Parce qu’un dialogue présuppose qu’on échange sur les mêmes phénomènes. Or, à l’époque de Galilée comme à la nôtre, la science et la religion ont deux objets d’étude complètement différents. La théologie, c’est l’étude rationnelle de Dieu, qui est surnaturel. La science, c’est l’étude rationnelle de la nature. Elle dit les faits, par exemple que l’homme est un descendant d’un autre mammifère. Si la religion reconnaît ces faits — que l’homme n’a pas été créé tel quel par Dieu —, elle passe d’une lecture littérale des livres à une lecture métaphorique. Mais il n’y a pas eu dialogue pour autant. Si la religion dit qu’on ne peut pas étudier la nature sans tenir compte de Dieu, il n’y a pas non plus de dialogue. Ce sont deux ordres de choses.
Une opinion répandue chez les historiens des sciences veut qu’on ait exagéré, même inventé, le conflit entre science et religion. Vous prétendez exactement le contraire…

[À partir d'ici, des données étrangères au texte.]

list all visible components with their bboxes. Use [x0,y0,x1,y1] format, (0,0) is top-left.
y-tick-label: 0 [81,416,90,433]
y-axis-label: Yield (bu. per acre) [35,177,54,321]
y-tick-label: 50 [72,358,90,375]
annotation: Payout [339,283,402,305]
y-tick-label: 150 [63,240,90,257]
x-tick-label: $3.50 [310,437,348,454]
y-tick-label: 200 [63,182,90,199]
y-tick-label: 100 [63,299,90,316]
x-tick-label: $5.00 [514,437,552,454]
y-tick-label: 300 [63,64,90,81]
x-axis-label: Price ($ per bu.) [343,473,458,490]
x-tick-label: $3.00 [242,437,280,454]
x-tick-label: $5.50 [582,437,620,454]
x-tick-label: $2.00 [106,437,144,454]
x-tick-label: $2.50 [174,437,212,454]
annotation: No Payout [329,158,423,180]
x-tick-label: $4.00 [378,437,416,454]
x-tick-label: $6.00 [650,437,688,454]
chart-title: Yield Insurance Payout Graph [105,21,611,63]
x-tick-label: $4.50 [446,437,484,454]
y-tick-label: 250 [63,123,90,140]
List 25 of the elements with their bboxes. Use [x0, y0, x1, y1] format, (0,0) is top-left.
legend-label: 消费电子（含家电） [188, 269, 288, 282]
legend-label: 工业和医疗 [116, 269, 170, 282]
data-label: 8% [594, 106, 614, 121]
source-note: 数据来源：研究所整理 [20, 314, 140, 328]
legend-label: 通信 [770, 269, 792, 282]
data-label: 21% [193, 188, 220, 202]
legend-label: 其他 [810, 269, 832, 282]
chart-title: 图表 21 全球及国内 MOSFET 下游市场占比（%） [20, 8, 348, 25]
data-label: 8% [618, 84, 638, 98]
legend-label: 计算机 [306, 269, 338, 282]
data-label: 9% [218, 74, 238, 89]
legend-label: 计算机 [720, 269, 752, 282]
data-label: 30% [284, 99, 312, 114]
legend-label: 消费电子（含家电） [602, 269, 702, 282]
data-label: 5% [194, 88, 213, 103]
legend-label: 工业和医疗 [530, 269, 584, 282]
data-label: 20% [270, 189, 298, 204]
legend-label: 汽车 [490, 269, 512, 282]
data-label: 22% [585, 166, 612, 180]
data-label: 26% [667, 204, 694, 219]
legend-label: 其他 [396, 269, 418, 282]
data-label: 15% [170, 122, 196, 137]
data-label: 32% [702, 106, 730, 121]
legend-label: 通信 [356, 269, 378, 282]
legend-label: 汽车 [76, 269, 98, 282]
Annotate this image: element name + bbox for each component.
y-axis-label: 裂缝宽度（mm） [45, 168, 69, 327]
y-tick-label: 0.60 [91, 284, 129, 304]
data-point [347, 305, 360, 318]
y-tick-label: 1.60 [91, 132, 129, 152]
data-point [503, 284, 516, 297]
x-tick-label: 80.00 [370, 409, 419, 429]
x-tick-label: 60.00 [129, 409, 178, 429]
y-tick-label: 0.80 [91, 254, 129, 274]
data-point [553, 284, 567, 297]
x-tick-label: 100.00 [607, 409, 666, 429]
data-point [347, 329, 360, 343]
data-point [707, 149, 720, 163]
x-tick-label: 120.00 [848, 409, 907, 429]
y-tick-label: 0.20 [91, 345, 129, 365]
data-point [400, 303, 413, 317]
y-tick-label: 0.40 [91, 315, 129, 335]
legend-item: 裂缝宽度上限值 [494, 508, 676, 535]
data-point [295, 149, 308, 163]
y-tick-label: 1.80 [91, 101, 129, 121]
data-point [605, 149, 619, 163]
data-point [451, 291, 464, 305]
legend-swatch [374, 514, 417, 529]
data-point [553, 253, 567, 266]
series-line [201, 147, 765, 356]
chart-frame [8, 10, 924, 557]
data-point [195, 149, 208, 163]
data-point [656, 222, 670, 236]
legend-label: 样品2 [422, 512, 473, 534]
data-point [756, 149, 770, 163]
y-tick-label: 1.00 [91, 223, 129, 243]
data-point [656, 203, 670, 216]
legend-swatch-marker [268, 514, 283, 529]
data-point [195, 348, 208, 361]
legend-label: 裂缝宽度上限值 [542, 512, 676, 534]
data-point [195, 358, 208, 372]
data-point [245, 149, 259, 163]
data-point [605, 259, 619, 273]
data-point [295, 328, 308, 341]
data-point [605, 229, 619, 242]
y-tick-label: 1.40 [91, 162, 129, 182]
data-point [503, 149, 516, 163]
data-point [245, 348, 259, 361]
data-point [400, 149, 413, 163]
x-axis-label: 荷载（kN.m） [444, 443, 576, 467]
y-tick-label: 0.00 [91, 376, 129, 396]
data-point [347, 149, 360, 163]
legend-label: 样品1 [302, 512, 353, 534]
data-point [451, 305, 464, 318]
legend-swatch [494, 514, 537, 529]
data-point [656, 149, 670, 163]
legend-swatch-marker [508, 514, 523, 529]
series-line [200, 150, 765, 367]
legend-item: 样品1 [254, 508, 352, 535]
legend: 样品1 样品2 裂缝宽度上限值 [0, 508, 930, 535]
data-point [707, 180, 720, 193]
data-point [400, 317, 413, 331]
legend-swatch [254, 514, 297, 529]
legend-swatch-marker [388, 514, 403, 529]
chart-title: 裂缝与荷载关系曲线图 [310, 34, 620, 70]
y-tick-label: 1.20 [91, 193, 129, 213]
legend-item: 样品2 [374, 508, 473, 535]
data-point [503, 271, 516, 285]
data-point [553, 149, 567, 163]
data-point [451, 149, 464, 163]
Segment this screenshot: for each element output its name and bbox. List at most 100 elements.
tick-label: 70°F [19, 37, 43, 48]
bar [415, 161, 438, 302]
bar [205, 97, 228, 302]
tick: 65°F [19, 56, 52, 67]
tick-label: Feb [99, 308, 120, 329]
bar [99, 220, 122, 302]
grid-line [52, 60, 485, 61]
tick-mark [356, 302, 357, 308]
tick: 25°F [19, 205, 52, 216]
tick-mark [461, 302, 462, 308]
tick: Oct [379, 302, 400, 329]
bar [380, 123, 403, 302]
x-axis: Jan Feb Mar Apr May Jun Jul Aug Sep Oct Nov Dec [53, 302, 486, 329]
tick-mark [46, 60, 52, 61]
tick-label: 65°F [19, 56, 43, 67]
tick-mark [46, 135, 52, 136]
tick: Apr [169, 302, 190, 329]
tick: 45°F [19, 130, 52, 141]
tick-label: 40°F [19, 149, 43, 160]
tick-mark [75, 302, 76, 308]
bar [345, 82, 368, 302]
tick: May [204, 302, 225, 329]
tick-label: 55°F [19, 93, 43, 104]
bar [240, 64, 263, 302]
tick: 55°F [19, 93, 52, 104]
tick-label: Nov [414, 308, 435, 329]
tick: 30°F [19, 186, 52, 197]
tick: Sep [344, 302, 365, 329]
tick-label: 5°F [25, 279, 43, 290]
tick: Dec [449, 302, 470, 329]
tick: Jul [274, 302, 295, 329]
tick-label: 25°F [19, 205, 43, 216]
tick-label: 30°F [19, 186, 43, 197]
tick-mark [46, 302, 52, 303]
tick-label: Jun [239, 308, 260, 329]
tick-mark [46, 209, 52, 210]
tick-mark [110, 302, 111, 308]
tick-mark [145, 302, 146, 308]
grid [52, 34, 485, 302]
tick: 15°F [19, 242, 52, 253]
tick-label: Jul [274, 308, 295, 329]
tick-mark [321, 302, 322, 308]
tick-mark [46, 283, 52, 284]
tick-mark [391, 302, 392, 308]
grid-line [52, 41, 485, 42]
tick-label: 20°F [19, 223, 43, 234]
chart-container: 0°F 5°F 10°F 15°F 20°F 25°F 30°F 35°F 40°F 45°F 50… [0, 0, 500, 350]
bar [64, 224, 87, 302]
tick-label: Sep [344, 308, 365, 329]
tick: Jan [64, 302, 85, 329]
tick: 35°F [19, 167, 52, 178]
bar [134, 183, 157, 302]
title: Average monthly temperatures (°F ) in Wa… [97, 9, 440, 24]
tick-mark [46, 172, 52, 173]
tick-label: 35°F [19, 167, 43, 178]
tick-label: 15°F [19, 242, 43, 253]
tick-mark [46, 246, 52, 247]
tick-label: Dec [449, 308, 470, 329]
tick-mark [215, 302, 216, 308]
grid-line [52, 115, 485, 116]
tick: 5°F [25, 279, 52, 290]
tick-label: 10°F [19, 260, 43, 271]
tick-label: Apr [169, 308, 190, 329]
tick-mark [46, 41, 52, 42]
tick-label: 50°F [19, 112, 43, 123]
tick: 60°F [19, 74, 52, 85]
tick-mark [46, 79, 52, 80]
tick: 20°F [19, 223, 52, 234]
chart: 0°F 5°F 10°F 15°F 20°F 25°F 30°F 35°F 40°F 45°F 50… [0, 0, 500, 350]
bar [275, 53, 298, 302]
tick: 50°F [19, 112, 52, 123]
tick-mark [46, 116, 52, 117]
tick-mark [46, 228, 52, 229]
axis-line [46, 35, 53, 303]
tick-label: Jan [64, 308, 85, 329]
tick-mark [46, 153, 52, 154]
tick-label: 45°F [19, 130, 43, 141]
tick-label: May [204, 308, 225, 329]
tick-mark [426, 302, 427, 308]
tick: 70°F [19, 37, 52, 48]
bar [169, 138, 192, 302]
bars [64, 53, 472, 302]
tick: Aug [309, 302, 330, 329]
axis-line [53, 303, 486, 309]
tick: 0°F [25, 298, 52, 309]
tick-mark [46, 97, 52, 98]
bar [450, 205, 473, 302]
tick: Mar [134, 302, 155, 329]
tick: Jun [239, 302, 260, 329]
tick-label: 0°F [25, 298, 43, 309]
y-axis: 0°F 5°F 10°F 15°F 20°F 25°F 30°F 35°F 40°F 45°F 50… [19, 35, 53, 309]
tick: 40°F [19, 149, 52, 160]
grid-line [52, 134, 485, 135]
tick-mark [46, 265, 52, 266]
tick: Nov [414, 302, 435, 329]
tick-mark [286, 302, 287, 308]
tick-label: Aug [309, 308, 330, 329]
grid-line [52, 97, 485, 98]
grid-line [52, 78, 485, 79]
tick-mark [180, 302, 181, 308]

Il existe un courant, essentiellement en milieu anglo-saxon, qui prône un discours, disons, œcuménique. Selon ces historiens, qui appartiennent souvent eux-mêmes à des groupes religieux, il faut cesser de dire qu’il y a opposition entre science et religion, et plutôt parler de dialogue, de conversation. Mais ils laissent de côté tout ce qui ne fait pas leur affaire. Par exemple, que l’Église a mis des livres scientifiques à l’Index pas seulement au temps de Galilée. Aux XVIIe et XVIIIe siècles, l’Index en avait contre l’astronomie. Aux XIXe et XXe, contre le matérialisme et l’évolutionnisme. Au Québec, dans les années 1910, le médecin Albert Laurendeau, qui défendait les idées de Darwin, a dû se plier à l’interdit de l’évêque de Joliette, Mgr Archambault, qui le menaçait d’excommunication. En 1950, Pie XII a dit ne pas interdire les discussions sur l’évolution mais, poursuivait-il, « à la condition que tous soient prêts à se soumettre au jugement de l’Église ». Ce conflit est tellement présent, depuis 400 ans, que j’ai consacré un chapitre entier de mon livre à « la science censurée » par les institutions religieuses. Le rôle de l’historien, ce n’est pas de faire de la morale, c’est de rappeler des faits.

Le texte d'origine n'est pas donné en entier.